The exhibition will explore relationships between ideas, drawings, buildings and places, and the different ways in which images were used in Bawa’s work. More than 120 documents from the Bawa archives will be displayed, including a section on unbuilt work and the architect’s photographs from his travels, the statement added.

The exhibition was first presented in Colombo during February-April 2022. The Geoffrey Bawa Trust received financial support from Kohler India for the exhibition in New Delhi.
Though Bawa’s work has been exhibited at many venues in India, Sri Lanka, the UK, the US, Australia, Brazil, Singapore and Germany, this is the first exhibition to focus on the architect’s archives
and the first retrospective exhibition of his work internationally since 2004.
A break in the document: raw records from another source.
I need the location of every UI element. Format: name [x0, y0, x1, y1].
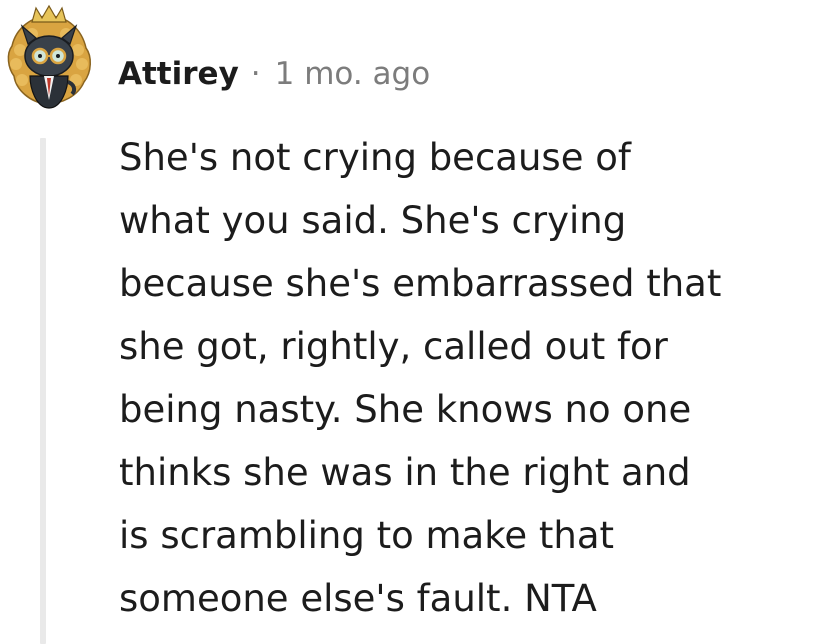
author-username[interactable]: Attirey [118, 56, 239, 92]
comment: Attirey · 1 mo. ago She's not crying bec… [0, 0, 816, 644]
comment-timestamp[interactable]: 1 mo. ago [275, 56, 431, 92]
comment-meta: Attirey · 1 mo. ago [118, 52, 430, 96]
comment-body: She's not crying because of what you sai… [119, 136, 722, 620]
snoo-avatar-icon [7, 4, 91, 109]
user-avatar[interactable] [2, 4, 96, 112]
meta-separator: · [250, 56, 261, 92]
thread-line[interactable] [40, 138, 46, 644]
Bawa came to architecture late, qualifying at the age of 38 in 1957, but soon established a reputation as an inventive architect through his prototypes for buildings in a post-independence context. His work includes hotels, houses, schools, universities, factories, offices, public buildings and the new Sri Lankan Parliament.
One of Bawa’s most impressive achievements was the garden at Lunuganga, which he fashioned from an abandoned rubber estate over a period of 50 years. Two years before he died in 2003, Bawa received the special chairman’s award in the eighth cycle of the Aga Khan award for architecture.